Kondisi ini memicu keresahan lantaran listrik sering padam tepat saat pelaksanaan salat tarawih. Akibatnya, kekhusyukan ibadah masyarakat terganggu oleh gelapnya suasana rumah ibadah dan pemukiman.
Tak hanya mengganggu aktivitas religi, pemadaman yang terjadi secara tiba-tiba ini dilaporkan telah menyebabkan kerusakan pada sejumlah perangkat elektronik milik warga. Perabot seperti televisi, kulkas, hingga mesin cuci rentan rusak akibat fluktuasi tegangan yang tidak stabil.

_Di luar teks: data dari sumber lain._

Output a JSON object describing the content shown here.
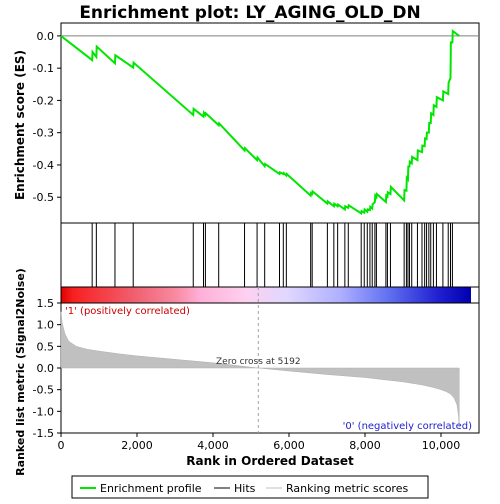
{
  "chart_data": {
    "type": "line",
    "title": "Enrichment plot: LY_AGING_OLD_DN",
    "es_panel": {
      "ylabel": "Enrichment score (ES)",
      "ylim": [
        -0.58,
        0.04
      ],
      "yticks": [
        0.0,
        -0.1,
        -0.2,
        -0.3,
        -0.4,
        -0.5
      ],
      "ytick_labels": [
        "0.0",
        "-0.1",
        "-0.2",
        "-0.3",
        "-0.4",
        "-0.5"
      ],
      "curve_color": "#00e600",
      "series": [
        {
          "name": "Enrichment profile",
          "x": [
            0,
            820,
            830,
            930,
            940,
            1420,
            1430,
            1900,
            1910,
            3480,
            3490,
            3750,
            3760,
            3800,
            3810,
            4150,
            4160,
            4830,
            4840,
            5160,
            5170,
            5360,
            5370,
            5750,
            5760,
            5850,
            5860,
            5930,
            5940,
            6570,
            6580,
            6610,
            6620,
            7010,
            7020,
            7180,
            7190,
            7280,
            7290,
            7470,
            7480,
            7560,
            7570,
            7900,
            7910,
            7980,
            7990,
            8060,
            8070,
            8130,
            8140,
            8190,
            8200,
            8260,
            8270,
            8300,
            8310,
            8550,
            8560,
            8590,
            8600,
            8670,
            8680,
            9030,
            9040,
            9090,
            9100,
            9130,
            9140,
            9170,
            9180,
            9230,
            9240,
            9380,
            9390,
            9500,
            9510,
            9570,
            9580,
            9620,
            9630,
            9680,
            9690,
            9730,
            9740,
            9800,
            9810,
            9880,
            9890,
            10050,
            10060,
            10190,
            10200,
            10250,
            10260,
            10300,
            10310,
            10480
          ],
          "y": [
            0.0,
            -0.075,
            -0.05,
            -0.065,
            -0.033,
            -0.085,
            -0.06,
            -0.098,
            -0.083,
            -0.245,
            -0.226,
            -0.25,
            -0.238,
            -0.245,
            -0.24,
            -0.277,
            -0.271,
            -0.355,
            -0.348,
            -0.385,
            -0.377,
            -0.404,
            -0.397,
            -0.428,
            -0.423,
            -0.428,
            -0.425,
            -0.433,
            -0.428,
            -0.495,
            -0.487,
            -0.49,
            -0.482,
            -0.52,
            -0.513,
            -0.528,
            -0.52,
            -0.528,
            -0.523,
            -0.538,
            -0.528,
            -0.533,
            -0.525,
            -0.55,
            -0.543,
            -0.548,
            -0.538,
            -0.545,
            -0.538,
            -0.54,
            -0.53,
            -0.535,
            -0.522,
            -0.515,
            -0.495,
            -0.5,
            -0.49,
            -0.515,
            -0.495,
            -0.498,
            -0.485,
            -0.49,
            -0.468,
            -0.51,
            -0.478,
            -0.48,
            -0.44,
            -0.445,
            -0.405,
            -0.405,
            -0.39,
            -0.395,
            -0.375,
            -0.385,
            -0.355,
            -0.36,
            -0.34,
            -0.342,
            -0.318,
            -0.32,
            -0.3,
            -0.3,
            -0.27,
            -0.27,
            -0.24,
            -0.245,
            -0.215,
            -0.22,
            -0.19,
            -0.2,
            -0.172,
            -0.18,
            -0.145,
            -0.13,
            -0.02,
            -0.02,
            0.015,
            0.0
          ]
        }
      ]
    },
    "hits_panel": {
      "series_name": "Hits",
      "hit_ranks": [
        820,
        930,
        1420,
        1900,
        3480,
        3750,
        3800,
        4150,
        4830,
        5160,
        5360,
        5750,
        5850,
        5930,
        6570,
        6610,
        7010,
        7180,
        7280,
        7470,
        7560,
        7900,
        7980,
        8060,
        8130,
        8190,
        8260,
        8300,
        8550,
        8590,
        8670,
        9030,
        9090,
        9130,
        9170,
        9230,
        9380,
        9500,
        9570,
        9620,
        9680,
        9730,
        9800,
        9880,
        10050,
        10190,
        10250,
        10300
      ]
    },
    "ranking_panel": {
      "ylabel": "Ranked list metric (Signal2Noise)",
      "xlabel": "Rank in Ordered Dataset",
      "series_name": "Ranking metric scores",
      "xlim": [
        0,
        11000
      ],
      "xticks": [
        0,
        2000,
        4000,
        6000,
        8000,
        10000
      ],
      "xtick_labels": [
        "0",
        "2,000",
        "4,000",
        "6,000",
        "8,000",
        "10,000"
      ],
      "ylim": [
        -1.5,
        1.5
      ],
      "yticks": [
        1.5,
        1.0,
        0.5,
        0.0,
        -0.5,
        -1.0,
        -1.5
      ],
      "ytick_labels": [
        "1.5",
        "1.0",
        "0.5",
        "0.0",
        "-0.5",
        "-1.0",
        "-1.5"
      ],
      "metric_x": [
        0,
        30,
        100,
        200,
        400,
        700,
        1000,
        1500,
        2000,
        3000,
        4000,
        5192,
        6000,
        7000,
        8000,
        8500,
        9000,
        9500,
        9800,
        10000,
        10150,
        10250,
        10350,
        10420,
        10460,
        10480
      ],
      "metric_y": [
        1.3,
        1.05,
        0.8,
        0.62,
        0.5,
        0.43,
        0.39,
        0.33,
        0.28,
        0.2,
        0.12,
        0.0,
        -0.07,
        -0.15,
        -0.22,
        -0.27,
        -0.32,
        -0.39,
        -0.45,
        -0.5,
        -0.55,
        -0.6,
        -0.7,
        -0.85,
        -1.1,
        -1.4
      ],
      "zero_cross_rank": 5192,
      "zero_cross_label": "Zero cross at 5192",
      "pos_label": "'1' (positively correlated)",
      "neg_label": "'0' (negatively correlated)",
      "pos_label_color": "#cc0000",
      "neg_label_color": "#2222cc"
    },
    "legend": {
      "placement": "bottom",
      "items": [
        {
          "label": "Enrichment profile",
          "color": "#00e600"
        },
        {
          "label": "Hits",
          "color": "#000000"
        },
        {
          "label": "Ranking metric scores",
          "color": "#c0c0c0"
        }
      ]
    },
    "n_genes": 10480
  }
}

”Setiap tahun, terutama di bulan puasa, masalah PLN selalu berulang. Mati lampu justru di jam-jam tarawih. Masyarakat sudah sangat geram dengan pelayanan ini,” ujar salah seorang warga setempat dengan nada tinggi.
Hingga berita ini diturunkan, pihak PLN setempat belum memberikan keterangan resmi terkait penyebab teknis di balik seringnya pemadaman listrik di wilayah Tarempa Timur. Ketiadaan informasi dan sosialisasi mengenai jadwal pemadaman semakin memperburuk citra pelayanan PLN di mata pelanggan.
Warga mendesak pihak PLN untuk segera memberikan solusi konkret dan penjelasan transparan. Masyarakat berharap adanya perbaikan layanan agar momen Ramadan di wilayah perbatasan ini dapat berjalan dengan tenang tanpa dihantui kegelapan akibat listrik padam.